For Suspected Autoimmune Myositis

• Autoimmune markers: Check ANA, anti-CCP, rheumatoid factor, myositis-specific antibodies, ASMA, and ANCA if autoimmune myositis is suspected 2, 1.
• Viral studies: Consider if viral myositis is clinically indicated 2, 3, 1.

For Recurrent or Unexplained Rhabdomyolysis

• Genetic and metabolic testing: Consider RYR1 and CACNA1S gene sequencing for malignant hyperthermia susceptibility, particularly in patients with exertional rhabdomyolysis or heat illness 2, 1.
• Additional genetic testing: CPT2, PYGM, ACADM, AMPD1, and VLCAD gene testing for metabolic myopathies causing recurrent rhabdomyolysis 2.
• Referral for malignant hyperthermia susceptibility: Consider in cases of exertional rhabdomyolysis, recurrent episodes, or persistently elevated CK with no identified cause after neurological workup 3.

For Metabolic or Hereditary Disorders

• Serum calcium, phosphorus, alkaline phosphatase, parathyroid hormone, and 25-hydroxy-vitamin D if metabolic disorder is suspected 2.

Serial Monitoring During Treatment

Monitoring frequency depends on severity:

Severe Rhabdomyolysis (CK >50,000 IU/L or >15,000 IU/L with complications)

• CK, electrolytes, and renal function every 6-12 hours initially 3, 1. Once CK begins to decrease, reduce to daily monitoring 3.
• Potassium every 6-12 hours in severe cases 1.
• Urine output hourly, with a target of ≥300 mL/hour 1.
• Continue IV fluids typically until CK <1,000 U/L 1.
• Daily renal function monitoring (creatinine and BUN) until stable 1.

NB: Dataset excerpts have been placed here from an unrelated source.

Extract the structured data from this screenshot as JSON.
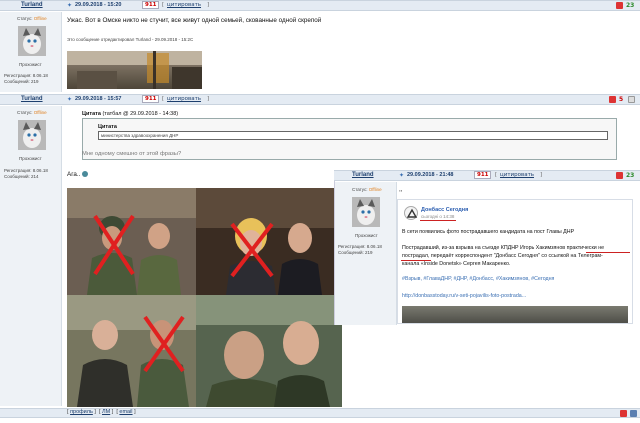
{
  "post1": {
    "author": "Turland",
    "datetime": "29.09.2018 - 15:20",
    "post_number": "911",
    "quote_label": "цитировать",
    "score": "23",
    "status_label": "Статус:",
    "status_value": "Offline",
    "rank": "Прохожист",
    "reg_label": "Регистрация: 8.06.18",
    "msgs_label": "Сообщений: 219",
    "text": "Ужас. Вот в Омске никто не стучит, все живут одной семьей, скованные одной скрепой",
    "edited": "Это сообщение отредактировал Turland - 29.09.2018 - 15:2С"
  },
  "post2": {
    "author": "Turland",
    "datetime": "29.09.2018 - 15:57",
    "post_number": "911",
    "quote_label": "цитировать",
    "score": "5",
    "status_label": "Статус:",
    "status_value": "Offline",
    "rank": "Прохожист",
    "reg_label": "Регистрация: 8.06.18",
    "msgs_label": "Сообщений: 214",
    "quote_header": "Цитата",
    "quote_meta": "(татбал @ 29.09.2018 - 14:38)",
    "inner_quote_header": "Цитата",
    "inner_quote_text": "министерства здравоохранения ДНР",
    "question": "Мне одному смешно от этой фразы?",
    "aga": "Ага.."
  },
  "post3": {
    "author": "Turland",
    "datetime": "29.09.2018 - 21:48",
    "post_number": "911",
    "quote_label": "цитировать",
    "score": "23",
    "status_label": "Статус:",
    "status_value": "Offline",
    "rank": "Прохожист",
    "reg_label": "Регистрация: 8.06.18",
    "msgs_label": "Сообщений: 219",
    "dots": ",,"
  },
  "tweet": {
    "account": "Донбасс Сегодня",
    "time": "сьогодні о 14:38",
    "line1": "В сети появились фото пострадавшего кандидата на пост Главы ДНР",
    "line2": "Пострадавший, из-за взрыва на съезде КПДНР Игорь Хакимзянов практически не",
    "line3": "пострадал, передаёт корреспондент \"Донбасс Сегодня\" со ссылкой на Телеграм-",
    "line4": "канала «Inside Donetsk» Сергея Макаренко.",
    "tags": "#Взрыв, #ГлаваДНР, #ДНР, #Донбасс, #Хакимзянов, #Сегодня",
    "link": "http://donbasstoday.ru/v-seti-pojavilis-foto-postrada..."
  },
  "footer": {
    "profile": "профиль",
    "pm": "ЛМ",
    "email": "email"
  },
  "colors": {
    "bar_bg": "#e4ebf3",
    "author": "#1d3f6e",
    "offline": "#e08020",
    "accent_red": "#cc2222"
  }
}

Moderate Rhabdomyolysis (CK 15,000-50,000 IU/L)

• Daily CK, electrolytes, and renal function 1.

Mild Rhabdomyolysis (CK <15,000 IU/L with normal renal function)

• Daily CK and basic metabolic panel until CK is declining 1.

Special Considerations and Compartment Syndrome Assessment

In traumatic cases, assess for compartment syndrome:

• Clinical assessment: Monitor for pain, tension, paresthesia, and paresis (early signs) 2, 3. Late signs include pulselessness and pallor, which indicate irreversible damage 2.
• Compartment pressure measurement: Consider fasciotomy when compartment pressure exceeds 30 mmHg or when differential pressure (diastolic blood pressure – compartment pressure) is <30 mmHg 2.
• ECG monitoring: Crucial to detect cardiac arrhythmias, particularly with electrolyte abnormalities 3.

Common Pitfalls to Avoid

• Do not use CK-MB for rhabdomyolysis diagnosis: Check total CK instead, as CK-MB lacks sensitivity and specificity for rhabdomyolysis 2. Use troponin I and troponin T for cardiac injury assessment.
• Do not assume peak CK at initial presentation: CK peaks 24-120 hours after the inciting event 2. If clinical suspicion remains high, repeat CK at 24 hours post-event.
• Impact trauma can elevate CK without true rhabdomyolysis: However, if CK is doubling or trending upward, assume true muscle breakdown until proven otherwise 2.
• Do not wait for the classic triad: Myalgia, weakness, and pigmenturia occur in less than 10% of patients 4. Maintain high clinical suspicion based on mechanism and risk factors.